The release of Donald Trump's immigration policy "white paper" yesterday has occasioned a flurry of analysis that attempts to pin down exactly how the GOP presidential candidate's program might or might not work. Much of it is valuable in that it details how expensive, awful, unpopular, impractical (if not impossible), and downright inhumane Trump's ideas ("ideas") are.

But in some larger sense all of this sober, relatively traditional political analysis is beside the point, because, regardless of how much detail Trump does or doesn't provide, or how plausible or implausible his plan is, or whether it accounts for the complications of Congress, cost-estimates, or the Constitution, it is a mistake to treat Trump's paper—or, for that matter, anything else he says or produces—as serious policy.

One of the things we know about Trump at this point is that he tends to give matters of policy very little considered thought. While other Republican candidates prepped extensively for the GOP primary debate earlier this month, the billionaire real estate developer's campaign claimed that he did not rehearse, and reports indicated that Trump essentially ignored the various policy and strategy memos that were prepared for him. One adviser told ABC News that he had no idea what to expect from Trump at the debate. It's likely that Trump didn't really know either. He finds out what he's going to say when the rest of us do—that is, when he says it.
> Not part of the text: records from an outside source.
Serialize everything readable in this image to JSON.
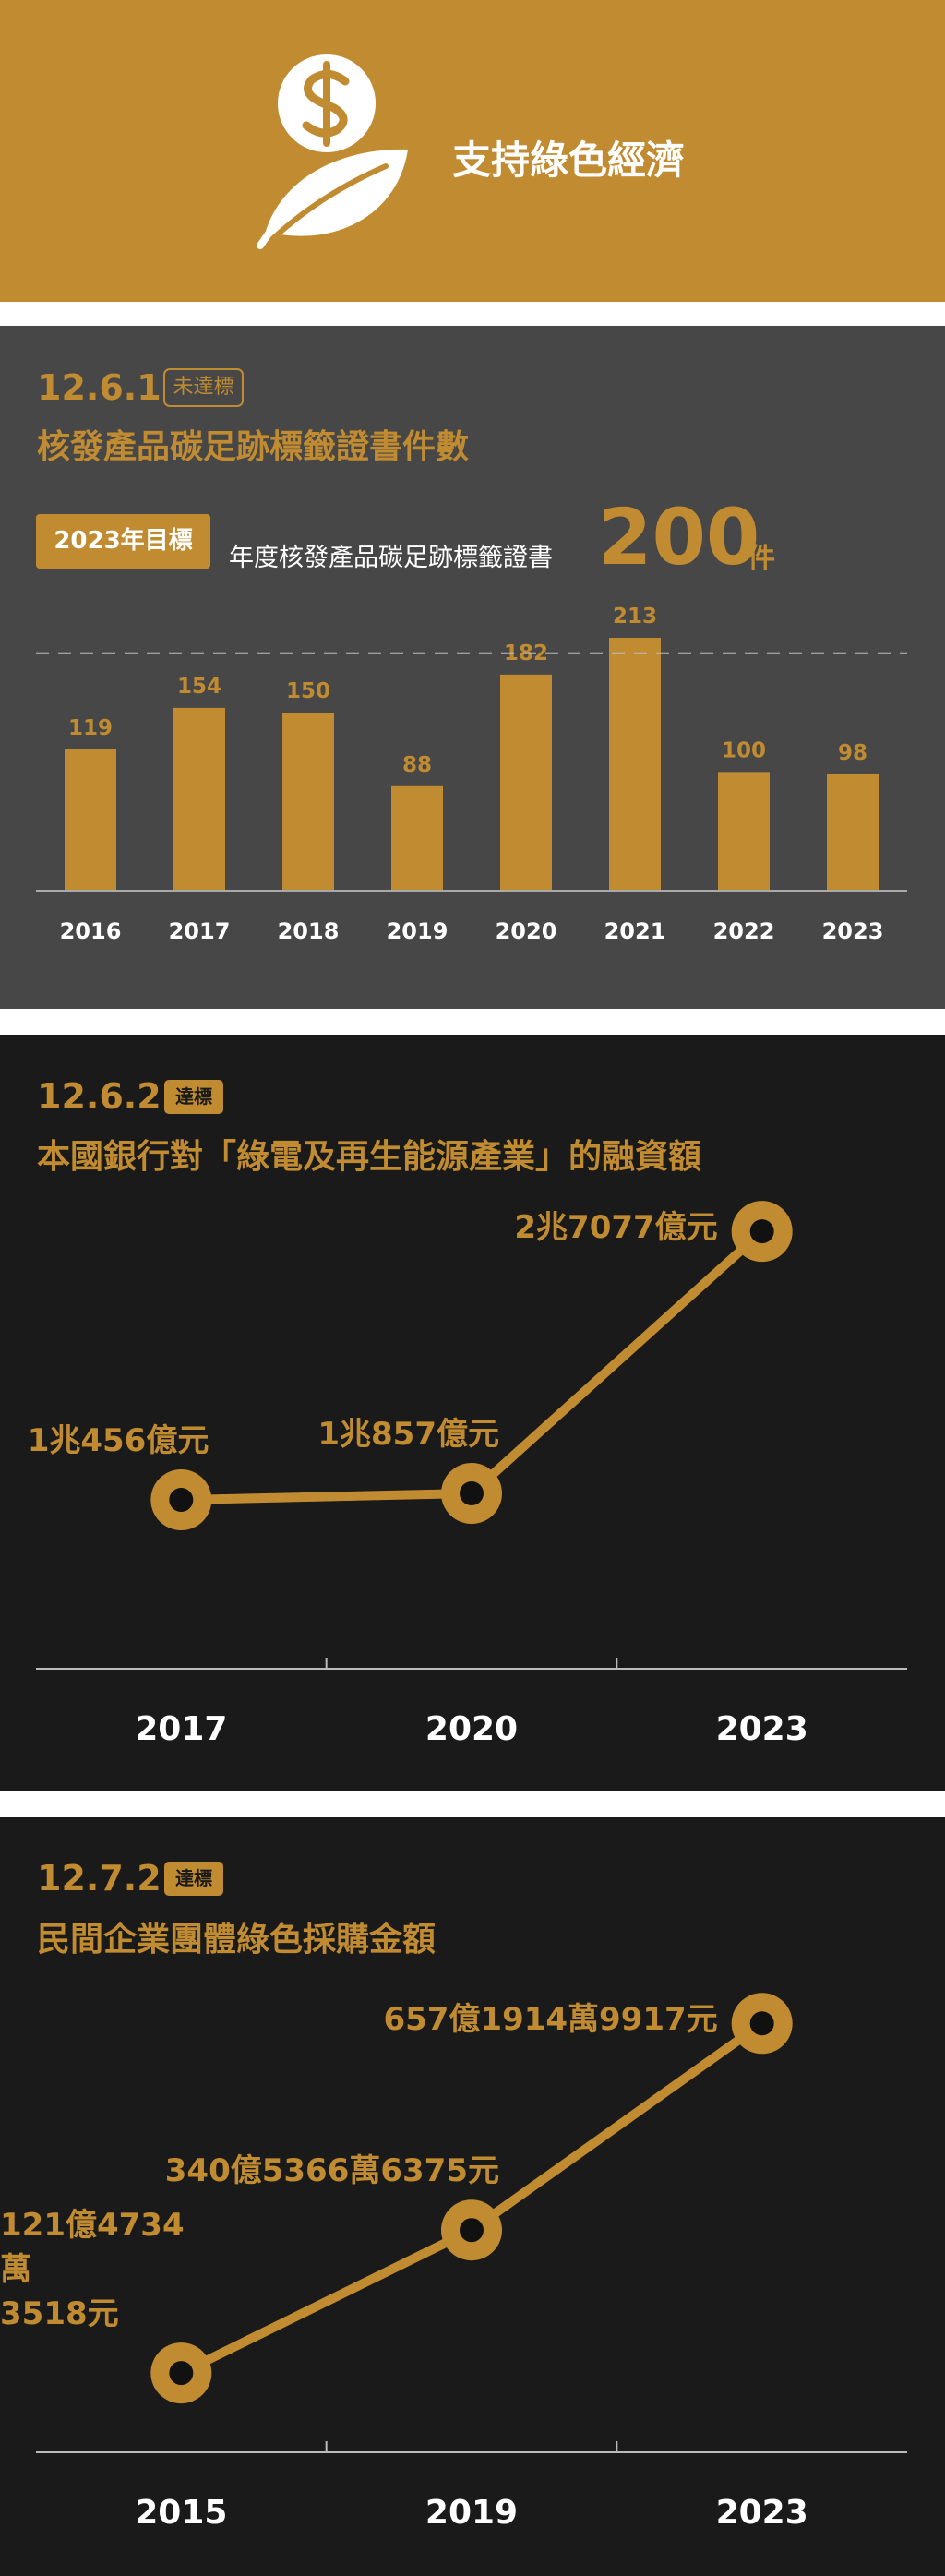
{
  "header": {
    "title": "支持綠色經濟"
  },
  "chart_data": [
    {
      "type": "bar",
      "code": "12.6.1",
      "status": "未達標",
      "title": "核發產品碳足跡標籤證書件數",
      "target": {
        "label": "2023年目標",
        "text": "年度核發產品碳足跡標籤證書",
        "value": 200,
        "unit": "件"
      },
      "categories": [
        "2016",
        "2017",
        "2018",
        "2019",
        "2020",
        "2021",
        "2022",
        "2023"
      ],
      "values": [
        119,
        154,
        150,
        88,
        182,
        213,
        100,
        98
      ],
      "color": "#c18c31",
      "ylim": [
        0,
        220
      ]
    },
    {
      "type": "line",
      "code": "12.6.2",
      "status": "達標",
      "title": "本國銀行對「綠電及再生能源產業」的融資額",
      "categories": [
        "2017",
        "2020",
        "2023"
      ],
      "values": [
        10456,
        10857,
        27077
      ],
      "value_labels": [
        "1兆456億元",
        "1兆857億元",
        "2兆7077億元"
      ],
      "color": "#c18c31",
      "ylim": [
        0,
        28000
      ]
    },
    {
      "type": "line",
      "code": "12.7.2",
      "status": "達標",
      "title": "民間企業團體綠色採購金額",
      "categories": [
        "2015",
        "2019",
        "2023"
      ],
      "values": [
        12147343518,
        34053666375,
        65719149917
      ],
      "value_labels": [
        "121億4734萬\n3518元",
        "340億5366萬6375元",
        "657億1914萬9917元"
      ],
      "color": "#c18c31",
      "ylim": [
        0,
        70000000000
      ]
    }
  ]
}
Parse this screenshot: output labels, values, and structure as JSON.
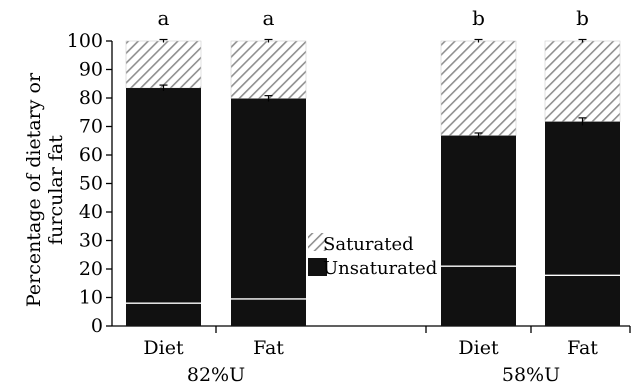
{
  "chart_data": {
    "type": "bar",
    "stacked": true,
    "ylabel_line1": "Percentage of dietary or",
    "ylabel_line2": "furcular fat",
    "ylim": [
      0,
      100
    ],
    "yticks": [
      0,
      10,
      20,
      30,
      40,
      50,
      60,
      70,
      80,
      90,
      100
    ],
    "categories": [
      "Diet",
      "Fat",
      "Diet",
      "Fat"
    ],
    "groups": [
      "82%U",
      "82%U",
      "58%U",
      "58%U"
    ],
    "group_labels": [
      "82%U",
      "58%U"
    ],
    "significance": [
      "a",
      "a",
      "b",
      "b"
    ],
    "series": [
      {
        "name": "Unsaturated",
        "values": [
          83.5,
          79.8,
          66.8,
          71.7
        ],
        "errors": [
          0.5,
          0.5,
          0.4,
          0.8
        ],
        "inner_line": [
          8,
          9.5,
          21,
          17.8
        ]
      },
      {
        "name": "Saturated",
        "values": [
          16.5,
          20.2,
          33.2,
          28.3
        ],
        "errors": [
          0.3,
          0.3,
          0.3,
          0.3
        ]
      }
    ],
    "legend": [
      "Saturated",
      "Unsaturated"
    ],
    "legend_position": "center",
    "colors": {
      "unsaturated": "#111111",
      "saturated_stripe": "#9a9a9a"
    }
  }
}
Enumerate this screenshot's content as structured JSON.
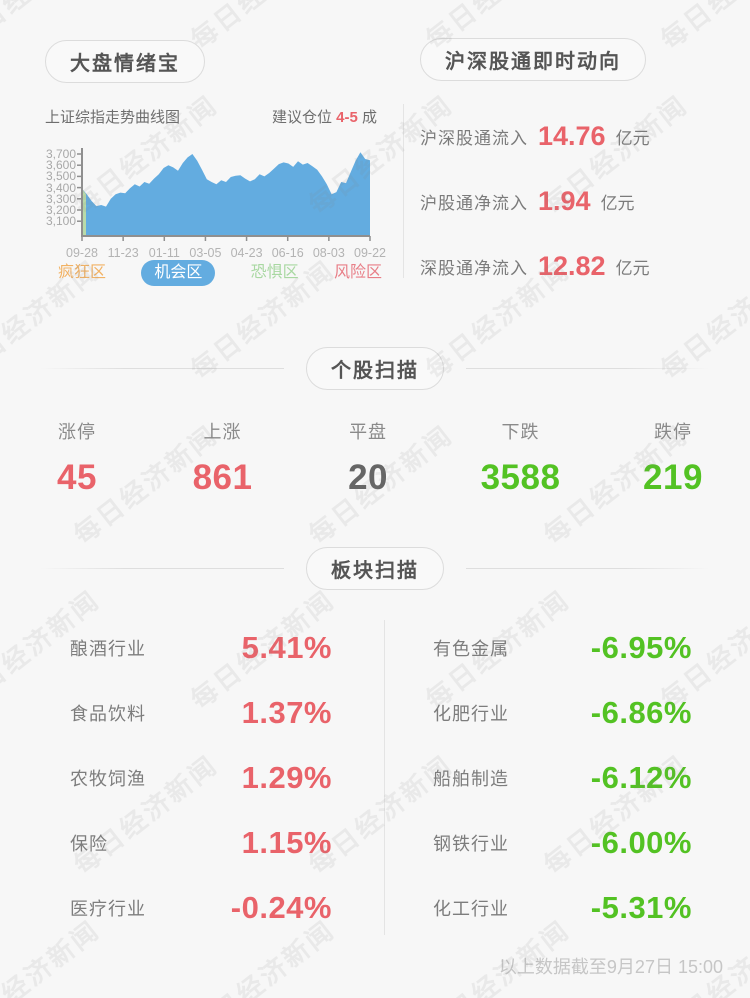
{
  "meta": {
    "accent_red": "#e9636a",
    "accent_green": "#53c223",
    "accent_blue": "#63ace0",
    "background": "#f7f7f7"
  },
  "sentiment": {
    "title": "大盘情绪宝",
    "chart_caption": "上证综指走势曲线图",
    "position_prefix": "建议仓位 ",
    "position_value": "4-5",
    "position_suffix": " 成",
    "legend": [
      {
        "label": "疯狂区",
        "color": "#f2b264",
        "active": false
      },
      {
        "label": "机会区",
        "color": "#63ace0",
        "active": true
      },
      {
        "label": "恐惧区",
        "color": "#a9d8a2",
        "active": false
      },
      {
        "label": "风险区",
        "color": "#e87e87",
        "active": false
      }
    ]
  },
  "chart_data": {
    "type": "area",
    "title": "上证综指走势曲线图",
    "x_tick_labels": [
      "09-28",
      "11-23",
      "01-11",
      "03-05",
      "04-23",
      "06-16",
      "08-03",
      "09-22"
    ],
    "y_tick_labels": [
      "3,700",
      "3,600",
      "3,500",
      "3,400",
      "3,300",
      "3,200",
      "3,100"
    ],
    "y_tick_values": [
      3700,
      3600,
      3500,
      3400,
      3300,
      3200,
      3100
    ],
    "ylim": [
      3100,
      3700
    ],
    "grid": false,
    "area_color": "#63ace0",
    "start_segment_color": "#b9daa9",
    "values": [
      3390,
      3340,
      3280,
      3235,
      3245,
      3230,
      3300,
      3340,
      3355,
      3350,
      3395,
      3430,
      3410,
      3450,
      3435,
      3480,
      3520,
      3575,
      3600,
      3580,
      3550,
      3620,
      3670,
      3700,
      3640,
      3560,
      3475,
      3450,
      3430,
      3465,
      3450,
      3495,
      3505,
      3510,
      3480,
      3455,
      3475,
      3520,
      3500,
      3530,
      3570,
      3610,
      3625,
      3615,
      3585,
      3635,
      3605,
      3620,
      3590,
      3560,
      3500,
      3430,
      3340,
      3360,
      3450,
      3440,
      3540,
      3640,
      3715,
      3655,
      3645
    ]
  },
  "connect": {
    "title": "沪深股通即时动向",
    "rows": [
      {
        "label": "沪深股通流入",
        "value": "14.76",
        "unit": "亿元"
      },
      {
        "label": "沪股通净流入",
        "value": "1.94",
        "unit": "亿元"
      },
      {
        "label": "深股通净流入",
        "value": "12.82",
        "unit": "亿元"
      }
    ]
  },
  "stocks": {
    "title": "个股扫描",
    "items": [
      {
        "label": "涨停",
        "value": "45",
        "color": "red"
      },
      {
        "label": "上涨",
        "value": "861",
        "color": "red"
      },
      {
        "label": "平盘",
        "value": "20",
        "color": "gray"
      },
      {
        "label": "下跌",
        "value": "3588",
        "color": "green"
      },
      {
        "label": "跌停",
        "value": "219",
        "color": "green"
      }
    ]
  },
  "sectors": {
    "title": "板块扫描",
    "left": [
      {
        "label": "酿酒行业",
        "value": "5.41%"
      },
      {
        "label": "食品饮料",
        "value": "1.37%"
      },
      {
        "label": "农牧饲渔",
        "value": "1.29%"
      },
      {
        "label": "保险",
        "value": "1.15%"
      },
      {
        "label": "医疗行业",
        "value": "-0.24%"
      }
    ],
    "right": [
      {
        "label": "有色金属",
        "value": "-6.95%"
      },
      {
        "label": "化肥行业",
        "value": "-6.86%"
      },
      {
        "label": "船舶制造",
        "value": "-6.12%"
      },
      {
        "label": "钢铁行业",
        "value": "-6.00%"
      },
      {
        "label": "化工行业",
        "value": "-5.31%"
      }
    ]
  },
  "footer": {
    "note": "以上数据截至9月27日 15:00"
  },
  "watermark": {
    "text": "每日经济新闻"
  }
}
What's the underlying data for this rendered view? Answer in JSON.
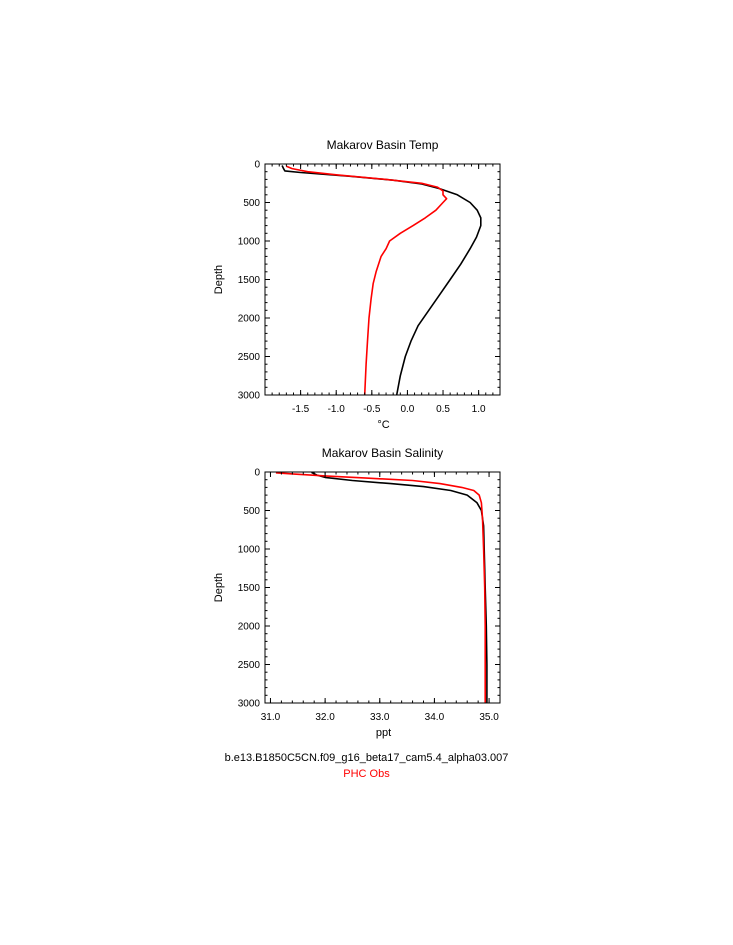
{
  "colors": {
    "model": "#000000",
    "obs": "#ff0000"
  },
  "legend": {
    "model_label": "b.e13.B1850C5CN.f09_g16_beta17_cam5.4_alpha03.007",
    "obs_label": "PHC Obs"
  },
  "chart_data": [
    {
      "type": "line",
      "title": "Makarov Basin Temp",
      "xlabel": "°C",
      "ylabel": "Depth",
      "xlim": [
        -2.0,
        1.3
      ],
      "ylim": [
        3000,
        0
      ],
      "y_inverted": true,
      "xticks": [
        -1.5,
        -1.0,
        -0.5,
        0.0,
        0.5,
        1.0
      ],
      "xtick_labels": [
        "-1.5",
        "-1.0",
        "-0.5",
        "0.0",
        "0.5",
        "1.0"
      ],
      "yticks": [
        0,
        500,
        1000,
        1500,
        2000,
        2500,
        3000
      ],
      "ytick_labels": [
        "0",
        "500",
        "1000",
        "1500",
        "2000",
        "2500",
        "3000"
      ],
      "series": [
        {
          "name": "b.e13.B1850C5CN.f09_g16_beta17_cam5.4_alpha03.007",
          "color": "#000000",
          "points": [
            [
              -1.76,
              20
            ],
            [
              -1.74,
              60
            ],
            [
              -1.72,
              90
            ],
            [
              -1.5,
              110
            ],
            [
              -0.8,
              160
            ],
            [
              -0.2,
              210
            ],
            [
              0.2,
              260
            ],
            [
              0.45,
              320
            ],
            [
              0.7,
              400
            ],
            [
              0.88,
              500
            ],
            [
              0.98,
              600
            ],
            [
              1.03,
              700
            ],
            [
              1.03,
              800
            ],
            [
              0.97,
              950
            ],
            [
              0.88,
              1100
            ],
            [
              0.75,
              1300
            ],
            [
              0.6,
              1500
            ],
            [
              0.45,
              1700
            ],
            [
              0.3,
              1900
            ],
            [
              0.15,
              2100
            ],
            [
              0.05,
              2300
            ],
            [
              -0.03,
              2500
            ],
            [
              -0.1,
              2750
            ],
            [
              -0.15,
              3000
            ]
          ]
        },
        {
          "name": "PHC Obs",
          "color": "#ff0000",
          "points": [
            [
              -1.7,
              30
            ],
            [
              -1.62,
              60
            ],
            [
              -1.4,
              100
            ],
            [
              -1.0,
              140
            ],
            [
              -0.3,
              200
            ],
            [
              0.2,
              250
            ],
            [
              0.42,
              300
            ],
            [
              0.5,
              350
            ],
            [
              0.5,
              400
            ],
            [
              0.55,
              450
            ],
            [
              0.5,
              500
            ],
            [
              0.4,
              600
            ],
            [
              0.25,
              700
            ],
            [
              0.08,
              800
            ],
            [
              -0.1,
              900
            ],
            [
              -0.25,
              1000
            ],
            [
              -0.3,
              1100
            ],
            [
              -0.37,
              1200
            ],
            [
              -0.44,
              1400
            ],
            [
              -0.48,
              1550
            ],
            [
              -0.51,
              1750
            ],
            [
              -0.54,
              2000
            ],
            [
              -0.56,
              2300
            ],
            [
              -0.58,
              2600
            ],
            [
              -0.6,
              3000
            ]
          ]
        }
      ]
    },
    {
      "type": "line",
      "title": "Makarov Basin Salinity",
      "xlabel": "ppt",
      "ylabel": "Depth",
      "xlim": [
        30.9,
        35.2
      ],
      "ylim": [
        3000,
        0
      ],
      "y_inverted": true,
      "xticks": [
        31.0,
        32.0,
        33.0,
        34.0,
        35.0
      ],
      "xtick_labels": [
        "31.0",
        "32.0",
        "33.0",
        "34.0",
        "35.0"
      ],
      "yticks": [
        0,
        500,
        1000,
        1500,
        2000,
        2500,
        3000
      ],
      "ytick_labels": [
        "0",
        "500",
        "1000",
        "1500",
        "2000",
        "2500",
        "3000"
      ],
      "series": [
        {
          "name": "b.e13.B1850C5CN.f09_g16_beta17_cam5.4_alpha03.007",
          "color": "#000000",
          "points": [
            [
              31.75,
              5
            ],
            [
              31.85,
              40
            ],
            [
              32.0,
              70
            ],
            [
              32.5,
              110
            ],
            [
              33.2,
              150
            ],
            [
              33.8,
              190
            ],
            [
              34.3,
              240
            ],
            [
              34.6,
              300
            ],
            [
              34.78,
              400
            ],
            [
              34.86,
              500
            ],
            [
              34.9,
              700
            ],
            [
              34.91,
              1000
            ],
            [
              34.93,
              1500
            ],
            [
              34.95,
              2000
            ],
            [
              34.96,
              2500
            ],
            [
              34.96,
              3000
            ]
          ]
        },
        {
          "name": "PHC Obs",
          "color": "#ff0000",
          "points": [
            [
              31.1,
              10
            ],
            [
              31.4,
              25
            ],
            [
              32.0,
              50
            ],
            [
              32.8,
              80
            ],
            [
              33.6,
              110
            ],
            [
              34.1,
              150
            ],
            [
              34.5,
              200
            ],
            [
              34.72,
              240
            ],
            [
              34.82,
              300
            ],
            [
              34.86,
              400
            ],
            [
              34.88,
              600
            ],
            [
              34.9,
              1000
            ],
            [
              34.92,
              1500
            ],
            [
              34.93,
              2000
            ],
            [
              34.93,
              2500
            ],
            [
              34.93,
              3000
            ]
          ]
        }
      ]
    }
  ]
}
Something else we know about Trump, related to the previous item, is that even when he announces support for a position, he does not tend to stick with it. Rather he has a cavalier, play-it-by-ear attitude toward policy pronouncements: He has, for example, infamously flip-flopped on abortion and health care over the past few years. As The Washington Post notes, he's been wildly inconsistent on other issues as well, offering differing, sometimes conflicting, occasionally obscure versions of how he'd address the Iran deal, tax reform, the Islamic State, and, yes, immigration—and this is just in the past three months.

It's true, of course, that presidents often adjust or even significantly rethink their campaign plans once in office. But Trump's stated plans (the majority of which do not qualify as actual plans in any meaningful sense) seem to have no bearing whatsoever on the day-to-day of his campaign statements. Just because Trump has offered up some position today does not mean that it will be his position tomorrow or the day after that. He is a completely unreliable guide to his own policy ideas.

Finally, Trump is a self-aggrandizing showman, and he likes to play-act at whatever thing he is pretending to be doing, adding theatrical but totally meaningless gimmicks and flourishes in hopes of making a bigger impression. In his 1987 book The Art of the Deal, for example, Trump wrote that, in conducting his real-estate business, he would draw up architectural plans designed to look far more expensive and thoughtfully designed than they were, or have construction equipment engage in meaningless busywork in order to impress investors with the illusion of activity.

With his half-baked immigration white paper, Trump is doing essentially the same thing, but for his presidential campaign: He's attempting, through the use of a simple gimmick, to create the illusion of thoughtfully crafted, substantive policy detail. Don't be fooled. Trump's white paper is cheap, shabby, policy artifice, and it shouldn't be confused for the real thing.